3.3. γ-Aminobutyric Acid

The GABA content determined in this study is reported in Figure 5. The highest concentrations of GABA were found in R2 and R3 cheeses, with values of 672 and 554 mg/kg, respectively.

Figure 5

Evolution of GABA content in Pecorino di Farindola made with the three different rennets: calf (R1), kid (R2) and pig (R3).
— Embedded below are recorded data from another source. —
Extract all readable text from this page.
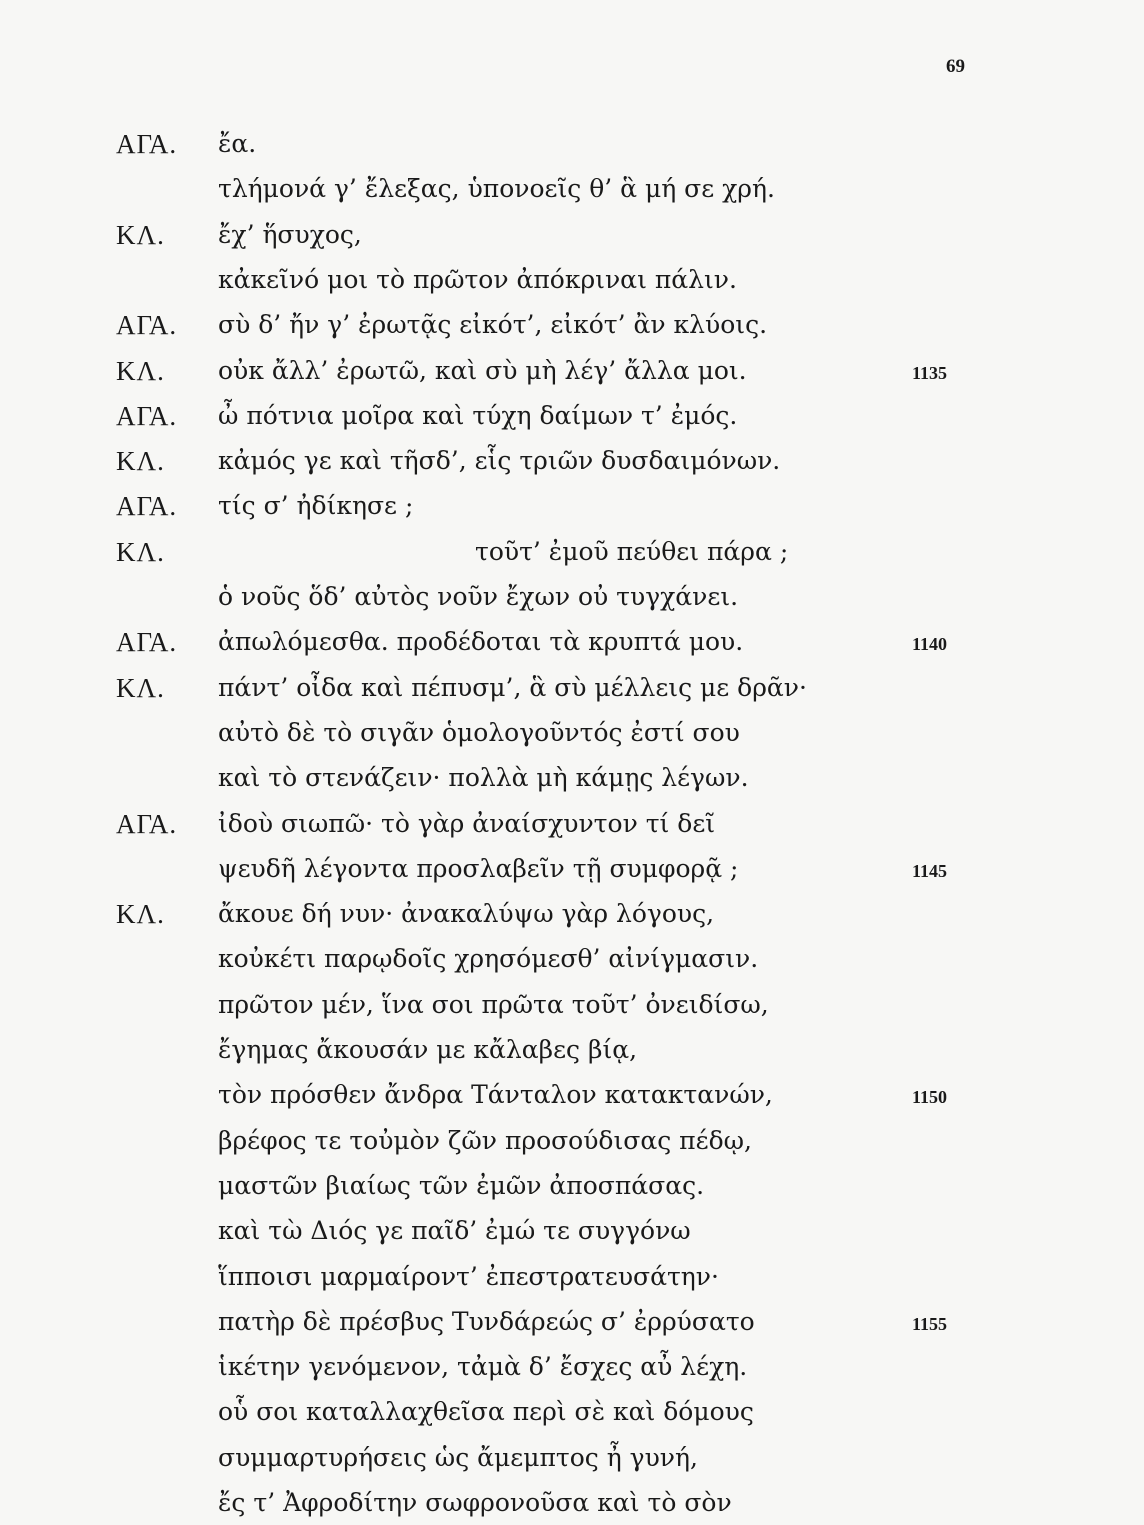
69
ΑΓΑ. ἔα.
τλήμονά γ’ ἔλεξας, ὑπονοεῖς θ’ ἃ μή σε χρή.
ΚΛ. ἔχ’ ἥσυχος,
κἀκεῖνό μοι τὸ πρῶτον ἀπόκριναι πάλιν.
ΑΓΑ. σὺ δ’ ἤν γ’ ἐρωτᾷς εἰκότ’, εἰκότ’ ἂν κλύοις.
ΚΛ. οὐκ ἄλλ’ ἐρωτῶ, καὶ σὺ μὴ λέγ’ ἄλλα μοι.	1135
ΑΓΑ. ὦ πότνια μοῖρα καὶ τύχη δαίμων τ’ ἐμός.
ΚΛ. κἀμός γε καὶ τῆσδ’, εἷς τριῶν δυσδαιμόνων.
ΑΓΑ. τίς σ’ ἠδίκησε ;
ΚΛ.	τοῦτ’ ἐμοῦ πεύθει πάρα ;
ὁ νοῦς ὅδ’ αὐτὸς νοῦν ἔχων οὐ τυγχάνει.
ΑΓΑ. ἀπωλόμεσθα. προδέδοται τὰ κρυπτά μου.	1140
ΚΛ. πάντ’ οἶδα καὶ πέπυσμ’, ἃ σὺ μέλλεις με δρᾶν·
αὐτὸ δὲ τὸ σιγᾶν ὁμολογοῦντός ἐστί σου
καὶ τὸ στενάζειν· πολλὰ μὴ κάμῃς λέγων.
ΑΓΑ. ἰδοὺ σιωπῶ· τὸ γὰρ ἀναίσχυντον τί δεῖ
ψευδῆ λέγοντα προσλαβεῖν τῇ συμφορᾷ ;	1145
ΚΛ. ἄκουε δή νυν· ἀνακαλύψω γὰρ λόγους,
κοὐκέτι παρῳδοῖς χρησόμεσθ’ αἰνίγμασιν.
πρῶτον μέν, ἵνα σοι πρῶτα τοῦτ’ ὀνειδίσω,
ἔγημας ἄκουσάν με κἄλαβες βίᾳ,
τὸν πρόσθεν ἄνδρα Τάνταλον κατακτανών,	1150
βρέφος τε τοὐμὸν ζῶν προσούδισας πέδῳ,
μαστῶν βιαίως τῶν ἐμῶν ἀποσπάσας.
καὶ τὼ Διός γε παῖδ’ ἐμώ τε συγγόνω
ἵπποισι μαρμαίροντ’ ἐπεστρατευσάτην·
πατὴρ δὲ πρέσβυς Τυνδάρεώς σ’ ἐρρύσατο	1155
ἱκέτην γενόμενον, τἀμὰ δ’ ἔσχες αὖ λέχη.
οὗ σοι καταλλαχθεῖσα περὶ σὲ καὶ δόμους
συμμαρτυρήσεις ὡς ἄμεμπτος ἦ γυνή,
ἔς τ’ Ἀφροδίτην σωφρονοῦσα καὶ τὸ σὸν
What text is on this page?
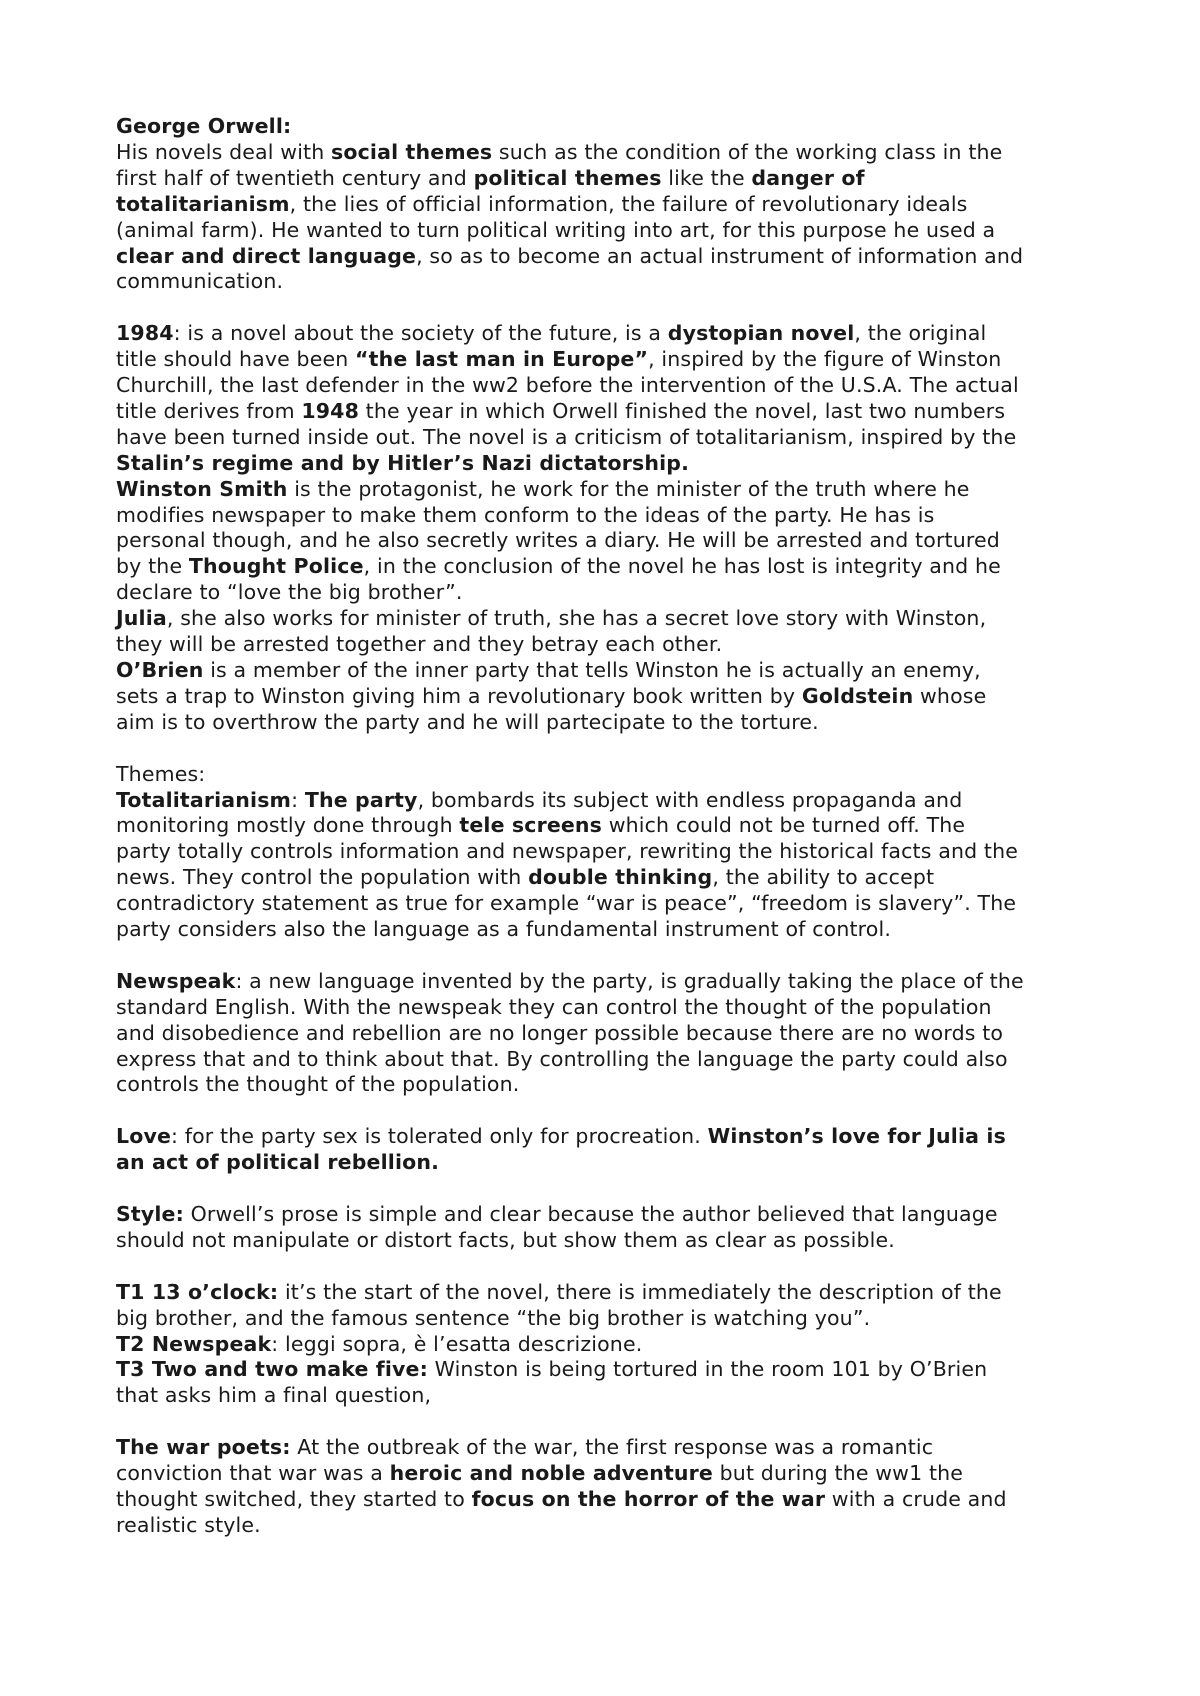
George Orwell:
His novels deal with social themes such as the condition of the working class in the
first half of twentieth century and political themes like the danger of
totalitarianism, the lies of official information, the failure of revolutionary ideals
(animal farm). He wanted to turn political writing into art, for this purpose he used a
clear and direct language, so as to become an actual instrument of information and
communication.
1984: is a novel about the society of the future, is a dystopian novel, the original
title should have been “the last man in Europe”, inspired by the figure of Winston
Churchill, the last defender in the ww2 before the intervention of the U.S.A. The actual
title derives from 1948 the year in which Orwell finished the novel, last two numbers
have been turned inside out. The novel is a criticism of totalitarianism, inspired by the
Stalin’s regime and by Hitler’s Nazi dictatorship.
Winston Smith is the protagonist, he work for the minister of the truth where he
modifies newspaper to make them conform to the ideas of the party. He has is
personal though, and he also secretly writes a diary. He will be arrested and tortured
by the Thought Police, in the conclusion of the novel he has lost is integrity and he
declare to “love the big brother”.
Julia, she also works for minister of truth, she has a secret love story with Winston,
they will be arrested together and they betray each other.
O’Brien is a member of the inner party that tells Winston he is actually an enemy,
sets a trap to Winston giving him a revolutionary book written by Goldstein whose
aim is to overthrow the party and he will partecipate to the torture.
Themes:
Totalitarianism: The party, bombards its subject with endless propaganda and
monitoring mostly done through tele screens which could not be turned off. The
party totally controls information and newspaper, rewriting the historical facts and the
news. They control the population with double thinking, the ability to accept
contradictory statement as true for example “war is peace”, “freedom is slavery”. The
party considers also the language as a fundamental instrument of control.
Newspeak: a new language invented by the party, is gradually taking the place of the
standard English. With the newspeak they can control the thought of the population
and disobedience and rebellion are no longer possible because there are no words to
express that and to think about that. By controlling the language the party could also
controls the thought of the population.
Love: for the party sex is tolerated only for procreation. Winston’s love for Julia is
an act of political rebellion.
Style: Orwell’s prose is simple and clear because the author believed that language
should not manipulate or distort facts, but show them as clear as possible.
T1 13 o’clock: it’s the start of the novel, there is immediately the description of the
big brother, and the famous sentence “the big brother is watching you”.
T2 Newspeak: leggi sopra, è l’esatta descrizione.
T3 Two and two make five: Winston is being tortured in the room 101 by O’Brien
that asks him a final question,
The war poets: At the outbreak of the war, the first response was a romantic
conviction that war was a heroic and noble adventure but during the ww1 the
thought switched, they started to focus on the horror of the war with a crude and
realistic style.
These results are in agreement with the proteolysis outcome, in fact in R1 cheeses a slower proteolysis was observed. In general, GABA production is associated to different LAB species in a strain dependent way [73]. Siragusa et al. [73] studied 22 Italian cheese varieties for their GABA concentrations that varied from 0.26 to 391 mg/kg. The highest values of GABA were found in five varieties of Pecorino cheeses, but especially in Pecorino di Filiano (391 mg/kg). Moreover, Nomura et al. [74] analysed seven commercial cheeses (Camembert, Gouda, Blue, Cream, Cheddar, Edam and Emmental) and reported GABA concentration lower that those obtained in this study. In general ewe’s milk quality and coagulant seem to have some influence on GABA accumulation in cheese.

4. Conclusions

Traditional cheeses like Pecorino di Farindola, maintain high diversity in cheese-making practices as well as in autochthonous cheese microbial communities. The combination of hygienic quality of raw ewe’s milk, the different handling and cheesemaking processes and pig rennet could be a cause of its high BAs content. However, it is expected to see a total BAs content rise in cheese as a consequence of many BAs precursors released by coagulants from a raw milk with a high proteins content. Pig rennet imparts specific features to Pecorino di Farindola cheese, probably through its specific proteolytic patterns resulting from the unique enzymatic composition of this coagulant. However, this study confirms a greater BAs formation and proteolytic activity, as suggested by FAA values, in cheese made by pig rennet than those made by calf and kid rennet. It is difficult to modify the process without denaturing the organoleptic and sensorial characteristics of this traditional cheese. A possibility could be the pasteurization of raw milk, but this procedure denatures milk enzymes and reduces the levels of milk natural microbiota. Moreover, the pasteurized cheeses are negatively perceived by consumers compared with the sensory characteristics of cheese made with raw milk. A possible strategy for reducing BAs accumulation, increasing the safety and maintaining the sensorial characteristics of traditional cheese could be the selection of autochthonous amine-negative and amine-oxidizing LAB. These strains could be used as a starter or an adjunct/attenuated starter. In addition, Pecorino di Farindola contains high amounts of GABA which can be correlated with the use of ewe’s milk, time of ripening and type of coagulant. This cheese together with other Italian “Pecorino” cheeses could be a source of microorganisms able to synthesize GABA for the production of dairy products with functional and probiotic properties.